Personal Property – Clients Opening Another Can of Worms?
GUEST EDITORIAL
I have been informed that on several occasions Clients (Lenders and Forwarding Agencies) have requested that an asset recovery agency, which is a member of the Eagle Group XX/USA, provide them with a detailed and itemized list of all property found in a recovered vehicle. When questioned by the member agencies I note that this request brings up numerous issues which could result in litigation by the consumer against both the recovery agency and the lender/forwarder. The question then is this a good practice?
I am not an attorney but rather base my opinions regarding this issue on various court case decisions and numerous asset recovery policies and procedures as well as sections on personal property found in the 2022 edition of the National Consumer Law Center Legal Practices Series “REPOSSESSIONS”.
The possible violation of numerous consumer privacy statutes including but not limited to the Fair Debt Collection Practices Act, Graham -Leach-Bliley Act, Health Insurance Portability and Accountability Act, and various State Consumer Protection Law when the recovery agency provides the personal property inventory to a client may even be deemed particularly egregious and in such a case the consumer’s attorney may consider seeking punitive damages in addition to actual damages.
When a repossession agency, rather than the creditor itself, repossesses a vehicle which contains unsecured personal property, the attorney may allege violation of the Fair Debt Collection Practices Act (FDCPA) or an analogous state collection law as the FDCPA prohibits debt collectors from taking any nonjudicial action to effect disposition or disablement of property if there is no present right to repossession of the property through an enforceable security interest.
The FDCPA is explicit that this prohibition applies to repossession companies. If a creditor who did not repossess their secured collateral has no right to take possession of unsecured property, then it certainly would follow that that creditor has no right to know what the unsecured property consists of if they were not the ones physically repossessing the secured property.

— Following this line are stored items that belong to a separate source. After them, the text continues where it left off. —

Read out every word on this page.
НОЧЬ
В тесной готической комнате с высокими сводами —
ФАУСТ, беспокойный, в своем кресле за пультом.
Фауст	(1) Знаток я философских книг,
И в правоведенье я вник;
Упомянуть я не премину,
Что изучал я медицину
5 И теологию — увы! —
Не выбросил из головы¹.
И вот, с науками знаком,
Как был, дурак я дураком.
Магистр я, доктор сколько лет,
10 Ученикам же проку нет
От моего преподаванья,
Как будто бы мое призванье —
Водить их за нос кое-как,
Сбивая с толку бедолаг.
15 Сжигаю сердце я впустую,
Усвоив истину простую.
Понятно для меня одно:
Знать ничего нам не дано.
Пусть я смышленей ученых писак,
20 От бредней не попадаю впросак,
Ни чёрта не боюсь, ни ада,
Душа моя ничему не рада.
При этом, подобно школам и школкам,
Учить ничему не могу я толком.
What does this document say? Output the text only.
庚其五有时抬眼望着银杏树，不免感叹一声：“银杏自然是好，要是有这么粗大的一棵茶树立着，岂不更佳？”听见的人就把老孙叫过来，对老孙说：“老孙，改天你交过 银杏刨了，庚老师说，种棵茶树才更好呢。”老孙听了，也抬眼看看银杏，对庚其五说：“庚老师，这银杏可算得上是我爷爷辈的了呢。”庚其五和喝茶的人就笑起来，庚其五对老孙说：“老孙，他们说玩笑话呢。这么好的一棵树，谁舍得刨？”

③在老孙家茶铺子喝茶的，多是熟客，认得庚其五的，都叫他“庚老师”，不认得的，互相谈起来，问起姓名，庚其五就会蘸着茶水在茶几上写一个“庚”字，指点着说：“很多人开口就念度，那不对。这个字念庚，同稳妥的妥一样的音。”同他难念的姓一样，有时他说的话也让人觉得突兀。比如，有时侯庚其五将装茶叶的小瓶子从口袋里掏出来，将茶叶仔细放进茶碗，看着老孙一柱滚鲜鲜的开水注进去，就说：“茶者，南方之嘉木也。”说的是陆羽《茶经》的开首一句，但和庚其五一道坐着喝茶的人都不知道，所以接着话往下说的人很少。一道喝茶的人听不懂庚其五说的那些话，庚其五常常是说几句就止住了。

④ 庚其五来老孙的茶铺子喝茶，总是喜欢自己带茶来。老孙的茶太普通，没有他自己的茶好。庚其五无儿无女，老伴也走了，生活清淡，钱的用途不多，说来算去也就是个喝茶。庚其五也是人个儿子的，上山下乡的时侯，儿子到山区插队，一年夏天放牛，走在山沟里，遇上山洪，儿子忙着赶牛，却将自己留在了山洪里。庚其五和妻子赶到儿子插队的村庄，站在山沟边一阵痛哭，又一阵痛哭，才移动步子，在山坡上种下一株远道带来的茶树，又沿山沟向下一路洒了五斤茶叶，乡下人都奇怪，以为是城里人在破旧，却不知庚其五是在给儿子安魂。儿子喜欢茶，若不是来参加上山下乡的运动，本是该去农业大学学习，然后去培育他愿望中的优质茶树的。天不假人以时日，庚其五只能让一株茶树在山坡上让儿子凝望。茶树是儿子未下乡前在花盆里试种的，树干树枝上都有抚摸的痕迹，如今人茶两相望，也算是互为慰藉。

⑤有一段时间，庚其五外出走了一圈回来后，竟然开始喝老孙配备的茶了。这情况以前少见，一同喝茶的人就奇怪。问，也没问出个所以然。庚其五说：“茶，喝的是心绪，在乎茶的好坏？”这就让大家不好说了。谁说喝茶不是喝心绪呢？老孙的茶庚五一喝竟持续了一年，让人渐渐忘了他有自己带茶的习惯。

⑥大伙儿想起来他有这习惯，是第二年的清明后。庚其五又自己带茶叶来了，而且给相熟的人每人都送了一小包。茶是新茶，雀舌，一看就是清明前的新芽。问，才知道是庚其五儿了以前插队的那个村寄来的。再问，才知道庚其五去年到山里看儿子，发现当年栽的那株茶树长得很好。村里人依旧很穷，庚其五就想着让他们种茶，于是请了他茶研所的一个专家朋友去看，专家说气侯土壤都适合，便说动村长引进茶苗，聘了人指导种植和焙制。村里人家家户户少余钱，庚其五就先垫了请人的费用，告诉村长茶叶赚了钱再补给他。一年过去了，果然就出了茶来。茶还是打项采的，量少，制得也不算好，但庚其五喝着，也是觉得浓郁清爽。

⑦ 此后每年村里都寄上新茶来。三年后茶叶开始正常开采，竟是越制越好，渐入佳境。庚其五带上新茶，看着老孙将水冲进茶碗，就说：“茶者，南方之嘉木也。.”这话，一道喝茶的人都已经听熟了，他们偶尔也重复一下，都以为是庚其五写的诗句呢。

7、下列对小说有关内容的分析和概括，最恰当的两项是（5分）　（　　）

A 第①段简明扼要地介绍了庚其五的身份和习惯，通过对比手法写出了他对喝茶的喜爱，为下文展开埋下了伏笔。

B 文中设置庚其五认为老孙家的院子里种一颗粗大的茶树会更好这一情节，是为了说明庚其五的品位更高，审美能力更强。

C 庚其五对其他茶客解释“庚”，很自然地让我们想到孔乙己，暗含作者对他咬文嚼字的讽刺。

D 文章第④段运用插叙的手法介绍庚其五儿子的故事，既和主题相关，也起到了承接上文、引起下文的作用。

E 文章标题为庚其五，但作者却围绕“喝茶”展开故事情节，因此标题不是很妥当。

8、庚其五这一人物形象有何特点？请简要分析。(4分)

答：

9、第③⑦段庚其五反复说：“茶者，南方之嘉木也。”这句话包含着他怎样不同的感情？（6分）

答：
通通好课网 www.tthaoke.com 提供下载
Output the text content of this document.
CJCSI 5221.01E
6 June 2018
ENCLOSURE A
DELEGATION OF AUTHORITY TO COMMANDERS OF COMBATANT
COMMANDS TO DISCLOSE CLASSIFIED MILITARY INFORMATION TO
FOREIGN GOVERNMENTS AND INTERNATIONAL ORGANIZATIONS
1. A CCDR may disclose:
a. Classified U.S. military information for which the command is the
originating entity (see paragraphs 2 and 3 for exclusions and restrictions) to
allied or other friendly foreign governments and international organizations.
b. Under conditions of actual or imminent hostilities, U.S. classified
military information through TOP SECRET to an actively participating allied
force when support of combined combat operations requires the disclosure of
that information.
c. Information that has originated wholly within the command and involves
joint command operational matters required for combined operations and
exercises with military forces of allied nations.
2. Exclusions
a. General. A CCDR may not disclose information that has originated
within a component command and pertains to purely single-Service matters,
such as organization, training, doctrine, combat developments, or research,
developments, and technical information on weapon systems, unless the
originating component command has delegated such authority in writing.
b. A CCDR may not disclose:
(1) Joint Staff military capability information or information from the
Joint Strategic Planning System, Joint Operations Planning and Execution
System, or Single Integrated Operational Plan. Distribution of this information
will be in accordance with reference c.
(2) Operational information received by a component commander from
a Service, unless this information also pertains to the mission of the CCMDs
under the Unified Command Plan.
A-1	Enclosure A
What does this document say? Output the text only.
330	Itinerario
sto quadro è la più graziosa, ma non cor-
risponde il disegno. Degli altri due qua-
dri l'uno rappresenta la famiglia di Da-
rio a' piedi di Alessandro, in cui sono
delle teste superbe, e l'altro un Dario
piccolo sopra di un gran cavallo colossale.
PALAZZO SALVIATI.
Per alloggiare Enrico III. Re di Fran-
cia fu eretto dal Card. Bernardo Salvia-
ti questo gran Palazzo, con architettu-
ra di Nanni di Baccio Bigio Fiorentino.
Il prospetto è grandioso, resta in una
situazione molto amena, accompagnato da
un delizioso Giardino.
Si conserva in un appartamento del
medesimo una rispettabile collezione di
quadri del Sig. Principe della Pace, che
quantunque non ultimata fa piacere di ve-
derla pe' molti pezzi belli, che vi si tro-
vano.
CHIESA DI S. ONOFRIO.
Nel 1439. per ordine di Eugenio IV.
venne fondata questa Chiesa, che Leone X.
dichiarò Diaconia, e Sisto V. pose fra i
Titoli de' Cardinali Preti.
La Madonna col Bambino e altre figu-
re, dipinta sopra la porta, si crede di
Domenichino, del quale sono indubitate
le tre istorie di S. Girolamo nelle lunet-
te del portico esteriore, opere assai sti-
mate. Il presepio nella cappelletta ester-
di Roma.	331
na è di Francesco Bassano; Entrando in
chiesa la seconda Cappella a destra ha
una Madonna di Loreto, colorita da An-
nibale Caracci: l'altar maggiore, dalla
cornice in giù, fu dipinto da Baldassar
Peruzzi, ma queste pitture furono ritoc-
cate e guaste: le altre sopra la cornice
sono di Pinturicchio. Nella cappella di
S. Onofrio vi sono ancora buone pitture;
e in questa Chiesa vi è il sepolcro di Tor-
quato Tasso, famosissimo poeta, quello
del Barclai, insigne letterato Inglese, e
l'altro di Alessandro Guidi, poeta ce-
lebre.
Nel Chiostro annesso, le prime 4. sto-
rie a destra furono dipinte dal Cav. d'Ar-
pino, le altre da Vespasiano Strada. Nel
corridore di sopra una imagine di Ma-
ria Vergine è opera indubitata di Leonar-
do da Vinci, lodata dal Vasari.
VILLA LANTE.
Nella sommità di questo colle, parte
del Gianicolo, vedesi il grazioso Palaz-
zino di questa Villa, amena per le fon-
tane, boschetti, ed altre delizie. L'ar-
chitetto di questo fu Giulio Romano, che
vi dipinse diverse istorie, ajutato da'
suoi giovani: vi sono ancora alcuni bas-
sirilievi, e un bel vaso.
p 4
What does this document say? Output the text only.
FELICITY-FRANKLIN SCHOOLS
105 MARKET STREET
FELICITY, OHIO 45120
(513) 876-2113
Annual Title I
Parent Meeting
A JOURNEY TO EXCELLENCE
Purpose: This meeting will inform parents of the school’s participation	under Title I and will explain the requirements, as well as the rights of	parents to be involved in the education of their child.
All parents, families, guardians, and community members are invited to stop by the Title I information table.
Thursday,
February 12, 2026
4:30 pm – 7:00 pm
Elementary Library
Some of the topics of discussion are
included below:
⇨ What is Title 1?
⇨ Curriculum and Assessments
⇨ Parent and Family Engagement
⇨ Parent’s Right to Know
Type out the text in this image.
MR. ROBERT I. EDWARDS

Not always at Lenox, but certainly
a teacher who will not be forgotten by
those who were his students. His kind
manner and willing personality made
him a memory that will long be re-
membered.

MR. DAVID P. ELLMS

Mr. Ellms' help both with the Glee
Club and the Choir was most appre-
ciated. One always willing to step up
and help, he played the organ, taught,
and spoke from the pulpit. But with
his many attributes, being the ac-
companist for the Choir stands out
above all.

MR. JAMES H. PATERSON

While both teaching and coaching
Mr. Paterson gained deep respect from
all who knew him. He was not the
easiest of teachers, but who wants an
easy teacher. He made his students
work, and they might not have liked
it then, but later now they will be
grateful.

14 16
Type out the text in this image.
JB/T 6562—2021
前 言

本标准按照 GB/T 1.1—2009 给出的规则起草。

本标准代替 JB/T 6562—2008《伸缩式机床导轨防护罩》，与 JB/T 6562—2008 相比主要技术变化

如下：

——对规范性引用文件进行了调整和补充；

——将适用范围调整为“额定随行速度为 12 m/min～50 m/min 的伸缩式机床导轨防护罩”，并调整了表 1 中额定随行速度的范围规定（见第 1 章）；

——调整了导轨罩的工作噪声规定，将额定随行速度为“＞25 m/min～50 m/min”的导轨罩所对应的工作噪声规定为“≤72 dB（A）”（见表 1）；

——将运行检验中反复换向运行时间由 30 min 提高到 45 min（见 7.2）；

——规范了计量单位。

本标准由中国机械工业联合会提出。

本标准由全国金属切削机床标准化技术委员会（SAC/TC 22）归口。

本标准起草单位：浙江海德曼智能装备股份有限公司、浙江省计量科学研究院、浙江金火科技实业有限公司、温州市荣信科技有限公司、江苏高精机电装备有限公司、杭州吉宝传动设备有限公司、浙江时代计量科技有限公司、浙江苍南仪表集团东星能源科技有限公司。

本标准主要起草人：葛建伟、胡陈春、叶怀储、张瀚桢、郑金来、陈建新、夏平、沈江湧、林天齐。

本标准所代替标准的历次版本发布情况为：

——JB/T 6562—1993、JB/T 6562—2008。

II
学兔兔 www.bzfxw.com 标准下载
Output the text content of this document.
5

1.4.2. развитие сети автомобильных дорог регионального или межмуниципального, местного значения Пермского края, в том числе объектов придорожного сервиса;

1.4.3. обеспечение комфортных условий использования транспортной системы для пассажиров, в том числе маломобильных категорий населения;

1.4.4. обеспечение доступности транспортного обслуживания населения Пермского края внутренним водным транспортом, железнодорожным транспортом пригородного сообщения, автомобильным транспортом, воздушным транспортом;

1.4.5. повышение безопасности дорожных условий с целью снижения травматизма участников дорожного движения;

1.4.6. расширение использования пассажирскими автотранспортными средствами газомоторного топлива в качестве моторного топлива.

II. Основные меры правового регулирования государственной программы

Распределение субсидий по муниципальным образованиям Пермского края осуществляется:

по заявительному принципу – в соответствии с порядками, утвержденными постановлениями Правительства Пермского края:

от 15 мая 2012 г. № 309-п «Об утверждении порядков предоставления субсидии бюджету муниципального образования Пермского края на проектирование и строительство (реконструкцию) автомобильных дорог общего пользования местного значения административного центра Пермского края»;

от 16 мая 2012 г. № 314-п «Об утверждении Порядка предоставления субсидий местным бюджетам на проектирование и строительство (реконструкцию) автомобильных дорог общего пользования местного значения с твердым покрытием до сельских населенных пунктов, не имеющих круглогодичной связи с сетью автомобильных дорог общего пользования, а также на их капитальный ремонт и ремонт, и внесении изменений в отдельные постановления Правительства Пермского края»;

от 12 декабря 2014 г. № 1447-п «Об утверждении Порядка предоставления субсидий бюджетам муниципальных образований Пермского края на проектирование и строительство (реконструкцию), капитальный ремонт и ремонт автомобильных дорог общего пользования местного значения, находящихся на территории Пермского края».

Currently at least eleven state jurisdictions have special statutes setting out specific requirements that apply when unsecured personal property is repossessed along with the collateral and there is little uniformity from statute to statute or state to state.
Also, by providing the lender or any third party any type of medical information which is part of the unsecured property in a recovered vehicle such as medical bills, health records, prescription drug containers, medical appointment cards, etc. there would be the clear possibility of a Health Insurance Portability and Accountability Act (HIPAA) which carries stiff penalties.
Finally, I would also advise the Eagle Group XX/USA members or for that fact anyone in the asset recovery industry that if the list of unsecured personal property is released to the client there would certainly be the high chance of a violation of the Graham-Leach- Bliley Act by providing Non-Public Personal Information (NPPI) such as Bank Checkbooks, financial statements, purchase receipts, any documents which may have the consumer’s date of birth, social security number, address, to the client.
I would state again for the record, I am not an attorney, but I certainly can see where providing a client with a list of unsecured personal items that were removed from a recovered vehicle is not the “Safe Harbor” I am seeking to build for my agency and would caution lenders and forwarders not to ask for this information as it could open a can of very dangerous worms for their entities.